III. — L’AMIRAL JEAN DE VIENNE. L’UNIVERSITÉ DE DOLE ET LES DUCS DE BOURGOGNE.

C’est à la fin du XIVe siècle que le comté de Bourgogne commence à dépouiller son vêtement féodal, pour revêtir un costume plus moderne, c’est alors aussi qu’apparaît sa dernière dénomination, Franche-Comté, France-Comté, d’origine si incertaine, soit qu’elle ait été imaginée par ceux qui contestaient à l’empire ses droits, soit qu’on l’attribuât aux résistances des anciens comtes à l’autorité des Césars germaniques, ou à l’exemption d’impôts dont le peuple jouissait. Non moins obscure l’origine du surnom de Bourguignons salés : vient-elle du baptême qui de bonne heure les fit chrétiens, ou d’une expédition malheureuse pendant laquelle les corps de nos ancêtres furent salés dans une ville du Midi pour être renvoyés sans doute dans leur pays ? On ne sait : quoi qu’il en soit, « leur donna-t-on ce très agréable brocard duquel jusques à oires nous nous glorifions, combien que les corrompus envermisselés et mal salés s’en mocquent. »

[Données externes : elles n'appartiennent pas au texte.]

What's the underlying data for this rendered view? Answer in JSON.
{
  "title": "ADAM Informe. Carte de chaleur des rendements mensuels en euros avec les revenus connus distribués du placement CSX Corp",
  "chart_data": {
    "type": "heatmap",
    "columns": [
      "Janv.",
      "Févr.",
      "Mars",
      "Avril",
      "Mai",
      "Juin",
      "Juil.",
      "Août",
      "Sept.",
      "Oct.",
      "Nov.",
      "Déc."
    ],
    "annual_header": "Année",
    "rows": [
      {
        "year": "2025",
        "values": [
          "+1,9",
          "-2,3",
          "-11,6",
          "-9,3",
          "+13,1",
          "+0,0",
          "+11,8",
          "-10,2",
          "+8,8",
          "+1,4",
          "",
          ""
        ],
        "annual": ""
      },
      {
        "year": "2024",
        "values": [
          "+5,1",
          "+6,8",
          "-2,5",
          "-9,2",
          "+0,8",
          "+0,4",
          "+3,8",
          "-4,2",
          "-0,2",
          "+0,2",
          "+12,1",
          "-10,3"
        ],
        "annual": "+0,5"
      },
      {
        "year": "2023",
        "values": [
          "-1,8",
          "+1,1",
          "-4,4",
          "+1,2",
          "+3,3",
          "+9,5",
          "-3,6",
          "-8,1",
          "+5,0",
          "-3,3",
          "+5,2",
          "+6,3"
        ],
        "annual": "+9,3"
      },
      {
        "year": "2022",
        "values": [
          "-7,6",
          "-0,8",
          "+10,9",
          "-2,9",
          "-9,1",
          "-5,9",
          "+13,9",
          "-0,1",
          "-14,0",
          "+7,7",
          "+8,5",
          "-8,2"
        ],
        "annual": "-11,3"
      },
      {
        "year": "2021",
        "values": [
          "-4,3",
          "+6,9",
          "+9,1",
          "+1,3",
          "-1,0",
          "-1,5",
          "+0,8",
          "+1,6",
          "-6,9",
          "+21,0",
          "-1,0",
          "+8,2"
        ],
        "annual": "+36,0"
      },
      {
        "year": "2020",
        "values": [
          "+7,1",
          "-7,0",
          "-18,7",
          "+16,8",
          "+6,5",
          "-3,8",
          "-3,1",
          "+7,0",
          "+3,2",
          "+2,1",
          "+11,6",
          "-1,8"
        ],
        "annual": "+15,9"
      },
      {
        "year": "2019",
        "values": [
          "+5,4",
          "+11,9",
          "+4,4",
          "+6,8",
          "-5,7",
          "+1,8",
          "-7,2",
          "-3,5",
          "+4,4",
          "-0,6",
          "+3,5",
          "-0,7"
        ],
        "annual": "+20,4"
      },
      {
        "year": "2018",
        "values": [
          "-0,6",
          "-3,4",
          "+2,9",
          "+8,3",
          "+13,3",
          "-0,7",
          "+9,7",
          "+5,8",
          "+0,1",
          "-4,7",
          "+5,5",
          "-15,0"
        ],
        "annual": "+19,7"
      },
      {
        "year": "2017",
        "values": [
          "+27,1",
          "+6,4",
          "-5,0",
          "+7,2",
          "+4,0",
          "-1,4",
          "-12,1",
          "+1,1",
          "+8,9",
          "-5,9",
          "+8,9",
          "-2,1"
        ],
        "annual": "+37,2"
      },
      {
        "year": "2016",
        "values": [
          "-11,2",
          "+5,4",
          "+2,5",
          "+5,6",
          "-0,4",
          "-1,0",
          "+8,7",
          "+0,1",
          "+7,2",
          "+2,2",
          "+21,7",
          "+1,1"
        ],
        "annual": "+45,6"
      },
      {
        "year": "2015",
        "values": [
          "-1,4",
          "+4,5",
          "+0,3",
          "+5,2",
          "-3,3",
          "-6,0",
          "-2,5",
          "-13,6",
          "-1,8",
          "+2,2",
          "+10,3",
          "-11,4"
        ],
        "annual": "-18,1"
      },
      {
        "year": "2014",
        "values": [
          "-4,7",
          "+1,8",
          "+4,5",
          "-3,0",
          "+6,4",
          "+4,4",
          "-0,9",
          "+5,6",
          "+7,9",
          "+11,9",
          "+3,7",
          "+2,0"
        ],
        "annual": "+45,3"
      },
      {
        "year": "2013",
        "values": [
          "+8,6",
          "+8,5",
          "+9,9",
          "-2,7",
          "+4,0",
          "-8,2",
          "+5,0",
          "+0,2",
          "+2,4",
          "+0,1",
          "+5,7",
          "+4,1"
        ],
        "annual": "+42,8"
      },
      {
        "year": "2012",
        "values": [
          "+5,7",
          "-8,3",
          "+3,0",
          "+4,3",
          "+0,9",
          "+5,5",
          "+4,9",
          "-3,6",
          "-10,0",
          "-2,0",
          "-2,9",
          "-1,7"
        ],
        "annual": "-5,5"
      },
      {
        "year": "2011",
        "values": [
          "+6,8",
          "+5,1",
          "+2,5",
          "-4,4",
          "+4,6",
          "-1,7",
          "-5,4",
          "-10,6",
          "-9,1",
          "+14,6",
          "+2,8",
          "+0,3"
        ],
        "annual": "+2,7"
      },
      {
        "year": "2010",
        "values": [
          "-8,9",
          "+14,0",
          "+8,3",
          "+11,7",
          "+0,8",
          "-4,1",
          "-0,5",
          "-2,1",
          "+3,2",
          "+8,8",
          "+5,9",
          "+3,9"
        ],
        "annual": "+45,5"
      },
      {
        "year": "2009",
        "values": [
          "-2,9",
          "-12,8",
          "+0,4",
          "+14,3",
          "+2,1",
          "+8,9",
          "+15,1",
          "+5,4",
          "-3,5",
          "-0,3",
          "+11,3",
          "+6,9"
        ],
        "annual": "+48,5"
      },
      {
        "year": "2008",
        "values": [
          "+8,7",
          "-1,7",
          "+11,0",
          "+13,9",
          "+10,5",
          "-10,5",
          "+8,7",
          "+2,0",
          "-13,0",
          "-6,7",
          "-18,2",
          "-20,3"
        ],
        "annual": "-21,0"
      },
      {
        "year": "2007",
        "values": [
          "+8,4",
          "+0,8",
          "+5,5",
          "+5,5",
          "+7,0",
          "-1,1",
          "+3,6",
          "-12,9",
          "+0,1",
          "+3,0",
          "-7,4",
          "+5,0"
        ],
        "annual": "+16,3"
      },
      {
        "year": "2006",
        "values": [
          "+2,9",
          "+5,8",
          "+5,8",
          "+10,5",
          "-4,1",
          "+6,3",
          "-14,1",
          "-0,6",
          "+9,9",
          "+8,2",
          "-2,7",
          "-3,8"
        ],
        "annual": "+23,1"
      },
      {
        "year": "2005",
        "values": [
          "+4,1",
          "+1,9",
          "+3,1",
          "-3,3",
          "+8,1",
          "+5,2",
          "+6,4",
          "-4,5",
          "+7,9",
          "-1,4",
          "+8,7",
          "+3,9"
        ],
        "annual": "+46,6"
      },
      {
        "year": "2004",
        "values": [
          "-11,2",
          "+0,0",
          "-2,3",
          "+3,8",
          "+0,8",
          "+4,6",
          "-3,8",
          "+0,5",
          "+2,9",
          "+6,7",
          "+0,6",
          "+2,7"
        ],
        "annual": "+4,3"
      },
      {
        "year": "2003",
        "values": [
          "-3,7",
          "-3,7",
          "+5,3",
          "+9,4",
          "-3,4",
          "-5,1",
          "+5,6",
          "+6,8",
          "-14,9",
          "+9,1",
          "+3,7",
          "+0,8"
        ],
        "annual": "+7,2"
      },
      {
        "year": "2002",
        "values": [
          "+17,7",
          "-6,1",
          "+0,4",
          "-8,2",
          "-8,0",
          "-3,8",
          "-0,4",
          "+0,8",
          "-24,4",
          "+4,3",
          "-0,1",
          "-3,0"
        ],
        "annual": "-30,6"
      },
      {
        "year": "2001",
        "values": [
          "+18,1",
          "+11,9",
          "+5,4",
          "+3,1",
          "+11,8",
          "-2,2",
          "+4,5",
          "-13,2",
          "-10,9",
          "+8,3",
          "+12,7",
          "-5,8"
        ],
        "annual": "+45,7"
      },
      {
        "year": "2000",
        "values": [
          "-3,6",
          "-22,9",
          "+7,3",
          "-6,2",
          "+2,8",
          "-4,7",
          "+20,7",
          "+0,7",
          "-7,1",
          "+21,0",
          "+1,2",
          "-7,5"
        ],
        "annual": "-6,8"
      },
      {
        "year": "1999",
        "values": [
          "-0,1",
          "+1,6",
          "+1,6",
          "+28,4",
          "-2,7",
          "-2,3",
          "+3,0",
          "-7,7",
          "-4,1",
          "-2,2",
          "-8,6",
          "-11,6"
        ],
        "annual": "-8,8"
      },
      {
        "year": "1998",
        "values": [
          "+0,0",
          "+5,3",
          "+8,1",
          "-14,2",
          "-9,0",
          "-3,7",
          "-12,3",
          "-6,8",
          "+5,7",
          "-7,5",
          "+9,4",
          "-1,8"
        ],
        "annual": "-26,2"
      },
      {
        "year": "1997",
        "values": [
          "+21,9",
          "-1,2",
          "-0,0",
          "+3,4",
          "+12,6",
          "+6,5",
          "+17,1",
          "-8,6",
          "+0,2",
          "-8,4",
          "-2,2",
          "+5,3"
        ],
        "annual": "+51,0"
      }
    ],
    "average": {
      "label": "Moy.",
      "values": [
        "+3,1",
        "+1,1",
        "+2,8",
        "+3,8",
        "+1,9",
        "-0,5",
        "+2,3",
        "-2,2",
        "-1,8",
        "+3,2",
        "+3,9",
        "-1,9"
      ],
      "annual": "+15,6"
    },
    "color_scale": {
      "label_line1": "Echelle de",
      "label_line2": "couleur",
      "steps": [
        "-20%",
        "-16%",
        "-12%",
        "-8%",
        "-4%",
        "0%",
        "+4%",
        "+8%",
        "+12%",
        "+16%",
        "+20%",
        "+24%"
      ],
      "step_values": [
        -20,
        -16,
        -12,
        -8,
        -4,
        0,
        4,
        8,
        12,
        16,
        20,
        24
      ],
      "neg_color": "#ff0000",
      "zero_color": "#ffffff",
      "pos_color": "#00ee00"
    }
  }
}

La comtesse reine Jeanne avait, au détriment de ses autres filles, institué héritière de ses États sa fille aînée, femme du duc de Bourgogne Eudes IV ; toujours disposés à la révolte, les seigneurs comtois se liguèrent à plusieurs reprises, tantôt soutenus par le dauphin et le comte de Flandre, tantôt par l’archevêque de Besançon qui prétendait supprimer l’atelier monétaire que le comte-duc avait établi à Auxonne, tantôt par l’Angleterre. Battus en 1336, en 1345, Jean de Chalon-Arlay, petit-fils du lieutenant de Rodolphe, le comte de Montbéliard, les Montfaucon, les Neuchâtel-Comté prirent leur revanche après la bataille de Crécy. Philippe de Rouvres succéda à Eudes IV (1349), sous la tutelle de sa mère, Jeanne de Boulogne qui, pour se ménager un protecteur, épousa Jean le Bon, héritier du trône de France ; mais la bataille de Poitiers entraîna l’invasion de la Bourgogne et de la Comté par les Anglais, et, le traité de Poitiers ayant rendu inutiles les bandes de routiers qui secondaient les troupes régulières, ces malandrins s’organisèrent en grandes compagnies, exercèrent d’atroces brigandages sur la plus large échelle ; ils battirent une petite armée française, tentèrent de surprendre Besançon, Salins, incendièrent Lons-le-Saunier, et, défaits enfin par Jean de Vienne[1] à

  1. Jean de Vienne, amiral de France, 1341-1396, par le marquis Terrier de Loray, in-8. — Léonce Pingaud, l’Amiral Jean de Vienne (Annales franc-comtoises), 1809.